Photo of Lawrence Murata

Transportation

Lawrence Murata

He wants to reduce traffic accident deaths with his app that analyzes driving and traffic conditions to alert the driver if it detects risks

Year Honored
2018

Organization
Newton Transportation Technologies

Region
Latin America

Hails From
Brazil

On the World Health Organization list of the top 10 causes of death, there is one cause whose origin is not a disease: traffic accidents. According to this agency, 1.4 million people around the world lost their lives for this reason in 2016. Given this fact, Lawrence Murata wondered what he could do to help reduce this number.

His idea was a mobile application that uses artificial intelligence algorithms to analyze the data captured by the smartphone's sensors and other contextual variables (weather, visibility, etcetera) to identify the moments with the highest accident risk and alert the driver to try to avoid driving. This initiative led to him to be chosen as one the winners of the Innovators Under 35 Latin America 2018 from MIT Technology Review in Spanish.

"The application runs in the background while the user drives. It collects data from the accelerometers, the position on the map, the weather and the time of the day, among other things", Murata explains. This is how you find out, for example, if the driver is driving the vehicle aggressively or different from usual, or if the speed limits are being exceeded according to the traffic circumstances. In all these situations, the application plays an audible alert with driving tips for safer driving.

The analysis of external information also allows the designation of routes between two points that take into consideration their safety indexes, not only the time it would take to travel. This way, the driver has more options at their disposal. "A one-minute slower route could be safer, and that commitment is worth it," the young Brazilian says.

"There is probably not a single solution capable of reducing accidents down to zero, so it is necessary that all the people involved collaborate to their maximum," says Murata, who sees the future dominated by autonomous vehicles that share information between them.
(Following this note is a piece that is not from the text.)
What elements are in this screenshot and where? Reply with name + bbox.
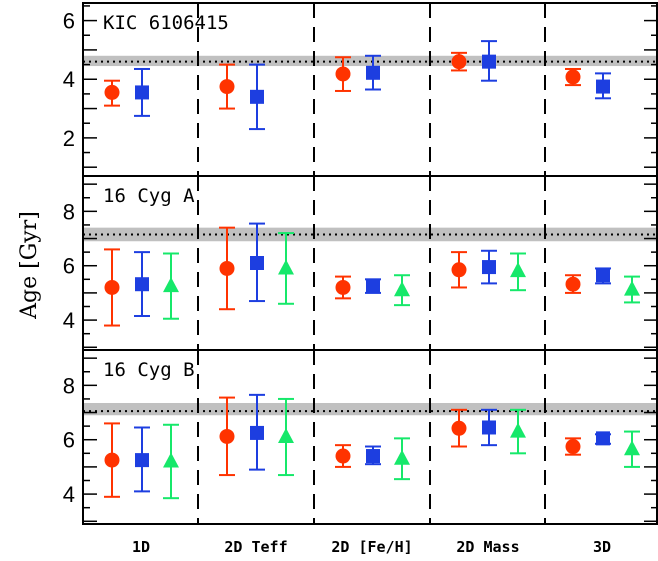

Therefore, the more people who use his application, which is currently in beta phase and will be launched next year, the more intelligence it will be able to share to all the users. Its creator details: "If your phone 'sees' something useful for other drivers, it will take advantage of it."

The researcher at UNAM (Mexico) and associate professor at MIT (USA) Carlos Gershenson-García, jury member of Innovators Under 35 Latin America 2018, believes that the Murata project "is promising, especially if it achieves a broad user base."